Fuady Angga M, Lent Samantha, Sarnowski Chloé, Tintle Nathan L
Medical Statistics, Department of Biomedical Data Sciences, Leiden University Medical Center, Einthovenweg 20, 2333, Leiden, ZC, Netherlands.
Department of Biostatistics, Boston University School of Public Health, 801 Massachusetts Avenue, Boston, MA, 02118, USA.
BMC Genet. 2018 Sep 17;19(Suppl 1):72. doi: 10.1186/s12863-018-0647-2.
The rise in popularity and accessibility of DNA methylation data to evaluate epigenetic associations with disease has led to numerous methodological questions. As part of GAW20, our working group of 8 research groups focused on gene searching methods.
Although the methods were varied, we identified 3 main themes within our group. First, many groups tackled the question of how best to use pedigree information in downstream analyses, finding that (a) the use of kinship matrices is common practice, (b) ascertainment corrections may be necessary, and (c) pedigree information may be useful for identifying parent-of-origin effects. Second, many groups also considered multimarker versus single-marker tests. Multimarker tests had modestly improved power versus single-marker methods on simulated data, and on real data identified additional associations that were not identified with single-marker methods, including identification of a gene with a strong biological interpretation. Finally, some of the groups explored methods to combine single-nucleotide polymorphism (SNP) and DNA methylation into a single association analysis.
A causal inference method showed promise at discovering new mechanisms of SNP activity; gene-based methods of summarizing SNP and DNA methylation data also showed promise. Even though numerous questions still remain in the analysis of DNA methylation data, our discussions at GAW20 suggest some emerging best practices.

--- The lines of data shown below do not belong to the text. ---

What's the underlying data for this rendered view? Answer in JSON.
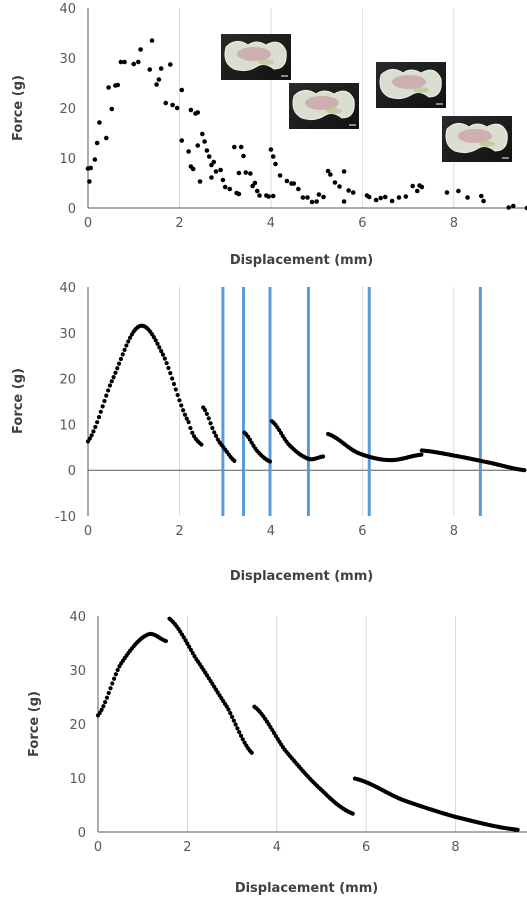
{
  "chart_data": [
    {
      "type": "scatter",
      "title": "",
      "xlabel": "Displacement (mm)",
      "ylabel": "Force (g)",
      "xlim": [
        0,
        9.6
      ],
      "ylim": [
        0,
        40
      ],
      "xticks": [
        0,
        2,
        4,
        6,
        8
      ],
      "yticks": [
        0,
        10,
        20,
        30,
        40
      ],
      "grid": "vertical",
      "marker_color": "#000000",
      "inset_photos": 4,
      "points": [
        [
          0.0,
          7.9
        ],
        [
          0.03,
          5.3
        ],
        [
          0.06,
          8.0
        ],
        [
          0.15,
          9.7
        ],
        [
          0.2,
          13.0
        ],
        [
          0.25,
          17.1
        ],
        [
          0.4,
          14.0
        ],
        [
          0.45,
          24.1
        ],
        [
          0.52,
          19.8
        ],
        [
          0.6,
          24.5
        ],
        [
          0.65,
          24.6
        ],
        [
          0.72,
          29.2
        ],
        [
          0.8,
          29.2
        ],
        [
          1.0,
          28.8
        ],
        [
          1.1,
          29.2
        ],
        [
          1.15,
          31.7
        ],
        [
          1.35,
          27.7
        ],
        [
          1.4,
          33.5
        ],
        [
          1.5,
          24.7
        ],
        [
          1.55,
          25.7
        ],
        [
          1.6,
          27.9
        ],
        [
          1.7,
          21.0
        ],
        [
          1.8,
          28.7
        ],
        [
          1.85,
          20.6
        ],
        [
          1.95,
          20.0
        ],
        [
          2.05,
          23.6
        ],
        [
          2.05,
          13.5
        ],
        [
          2.2,
          11.3
        ],
        [
          2.25,
          19.6
        ],
        [
          2.25,
          8.3
        ],
        [
          2.3,
          7.8
        ],
        [
          2.35,
          18.9
        ],
        [
          2.4,
          19.1
        ],
        [
          2.4,
          12.5
        ],
        [
          2.45,
          5.3
        ],
        [
          2.5,
          14.8
        ],
        [
          2.55,
          13.3
        ],
        [
          2.6,
          11.5
        ],
        [
          2.65,
          10.3
        ],
        [
          2.7,
          8.6
        ],
        [
          2.7,
          6.1
        ],
        [
          2.75,
          9.2
        ],
        [
          2.8,
          7.3
        ],
        [
          2.9,
          7.6
        ],
        [
          2.95,
          5.6
        ],
        [
          3.0,
          4.2
        ],
        [
          3.1,
          3.8
        ],
        [
          3.2,
          12.2
        ],
        [
          3.25,
          3.0
        ],
        [
          3.3,
          7.0
        ],
        [
          3.3,
          2.8
        ],
        [
          3.35,
          12.2
        ],
        [
          3.4,
          10.4
        ],
        [
          3.45,
          7.1
        ],
        [
          3.55,
          6.9
        ],
        [
          3.6,
          4.4
        ],
        [
          3.65,
          5.0
        ],
        [
          3.7,
          3.4
        ],
        [
          3.75,
          2.5
        ],
        [
          3.9,
          2.5
        ],
        [
          3.95,
          2.3
        ],
        [
          4.0,
          11.7
        ],
        [
          4.05,
          10.3
        ],
        [
          4.05,
          2.4
        ],
        [
          4.1,
          8.8
        ],
        [
          4.2,
          6.5
        ],
        [
          4.35,
          5.4
        ],
        [
          4.45,
          4.9
        ],
        [
          4.5,
          4.9
        ],
        [
          4.6,
          3.8
        ],
        [
          4.7,
          2.1
        ],
        [
          4.8,
          2.1
        ],
        [
          4.9,
          1.2
        ],
        [
          5.0,
          1.3
        ],
        [
          5.05,
          2.7
        ],
        [
          5.15,
          2.2
        ],
        [
          5.25,
          7.4
        ],
        [
          5.3,
          6.7
        ],
        [
          5.4,
          5.1
        ],
        [
          5.5,
          4.3
        ],
        [
          5.6,
          7.3
        ],
        [
          5.6,
          1.3
        ],
        [
          5.7,
          3.5
        ],
        [
          5.8,
          3.1
        ],
        [
          6.1,
          2.5
        ],
        [
          6.15,
          2.2
        ],
        [
          6.3,
          1.6
        ],
        [
          6.4,
          2.0
        ],
        [
          6.5,
          2.2
        ],
        [
          6.65,
          1.4
        ],
        [
          6.8,
          2.1
        ],
        [
          6.95,
          2.3
        ],
        [
          7.1,
          4.4
        ],
        [
          7.2,
          3.4
        ],
        [
          7.25,
          4.5
        ],
        [
          7.3,
          4.2
        ],
        [
          7.85,
          3.1
        ],
        [
          8.1,
          3.4
        ],
        [
          8.3,
          2.1
        ],
        [
          8.6,
          2.4
        ],
        [
          8.65,
          1.4
        ],
        [
          9.2,
          0.1
        ],
        [
          9.3,
          0.4
        ],
        [
          9.6,
          0.0
        ]
      ]
    },
    {
      "type": "line",
      "title": "",
      "xlabel": "Displacement (mm)",
      "ylabel": "Force (g)",
      "xlim": [
        0,
        9.6
      ],
      "ylim": [
        -10,
        40
      ],
      "xticks": [
        0,
        2,
        4,
        6,
        8
      ],
      "yticks": [
        -10,
        0,
        10,
        20,
        30,
        40
      ],
      "grid": "vertical",
      "marker_color": "#000000",
      "vertical_lines": {
        "color": "#5b9bd5",
        "x": [
          2.95,
          3.4,
          3.98,
          4.82,
          6.15,
          8.58
        ]
      },
      "segments": [
        {
          "x_start": 0.0,
          "x_end": 2.48,
          "points": [
            [
              0.0,
              6.3
            ],
            [
              0.5,
              19.0
            ],
            [
              1.1,
              31.3
            ],
            [
              1.6,
              26.0
            ],
            [
              2.2,
              10.5
            ],
            [
              2.48,
              5.6
            ]
          ]
        },
        {
          "x_start": 2.52,
          "x_end": 3.22,
          "points": [
            [
              2.52,
              13.7
            ],
            [
              2.8,
              7.5
            ],
            [
              3.0,
              4.5
            ],
            [
              3.22,
              1.9
            ]
          ]
        },
        {
          "x_start": 3.42,
          "x_end": 3.98,
          "points": [
            [
              3.42,
              8.2
            ],
            [
              3.7,
              4.2
            ],
            [
              3.98,
              1.9
            ]
          ]
        },
        {
          "x_start": 4.02,
          "x_end": 5.15,
          "points": [
            [
              4.02,
              10.7
            ],
            [
              4.4,
              5.5
            ],
            [
              4.82,
              2.5
            ],
            [
              5.15,
              3.0
            ]
          ]
        },
        {
          "x_start": 5.25,
          "x_end": 7.3,
          "points": [
            [
              5.25,
              7.9
            ],
            [
              5.9,
              3.8
            ],
            [
              6.6,
              2.2
            ],
            [
              7.3,
              3.4
            ]
          ]
        },
        {
          "x_start": 7.3,
          "x_end": 9.55,
          "points": [
            [
              7.3,
              4.3
            ],
            [
              8.0,
              3.2
            ],
            [
              8.8,
              1.6
            ],
            [
              9.55,
              0.0
            ]
          ]
        }
      ]
    },
    {
      "type": "line",
      "title": "",
      "xlabel": "Displacement (mm)",
      "ylabel": "Force (g)",
      "xlim": [
        0,
        9.6
      ],
      "ylim": [
        0,
        40
      ],
      "xticks": [
        0,
        2,
        4,
        6,
        8
      ],
      "yticks": [
        0,
        10,
        20,
        30,
        40
      ],
      "grid": "vertical",
      "marker_color": "#000000",
      "segments": [
        {
          "x_start": 0.0,
          "x_end": 1.55,
          "points": [
            [
              0.0,
              21.6
            ],
            [
              0.5,
              31.0
            ],
            [
              1.1,
              36.5
            ],
            [
              1.55,
              35.3
            ]
          ]
        },
        {
          "x_start": 1.6,
          "x_end": 3.45,
          "points": [
            [
              1.6,
              39.5
            ],
            [
              2.2,
              32.0
            ],
            [
              2.9,
              23.0
            ],
            [
              3.45,
              14.6
            ]
          ]
        },
        {
          "x_start": 3.5,
          "x_end": 5.7,
          "points": [
            [
              3.5,
              23.2
            ],
            [
              4.2,
              15.0
            ],
            [
              5.0,
              7.8
            ],
            [
              5.7,
              3.4
            ]
          ]
        },
        {
          "x_start": 5.75,
          "x_end": 9.4,
          "points": [
            [
              5.75,
              9.9
            ],
            [
              6.8,
              6.0
            ],
            [
              8.0,
              2.8
            ],
            [
              9.4,
              0.4
            ]
          ]
        }
      ]
    }
  ]
}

用于评估与疾病的表观遗传关联的DNA甲基化数据的普及程度和可获取性不断提高,引发了众多方法学问题。作为GAW20的一部分,我们由8个研究小组组成的工作组专注于基因搜索方法。
尽管方法各不相同,但我们在小组内确定了3个主要主题。首先,许多小组探讨了在下游分析中如何最佳利用系谱信息的问题,发现(a)使用亲缘关系矩阵是常见做法,(b)可能需要进行确定校正,(c)系谱信息可能有助于识别亲本来源效应。其次,许多小组还考虑了多标记与单标记测试。在模拟数据上,多标记测试相对于单标记方法的功效略有提高,并且在真实数据上发现了单标记方法未识别的其他关联,包括识别出一个具有强烈生物学解释的基因。最后,一些小组探索了将单核苷酸多态性(SNP)和DNA甲基化结合到单一关联分析中的方法。
一种因果推断方法在发现SNP活性的新机制方面显示出前景;基于基因总结SNP和DNA甲基化数据的方法也显示出前景。尽管在DNA甲基化数据分析中仍然存在许多问题,但我们在GAW20上的讨论提出了一些新出现的最佳实践。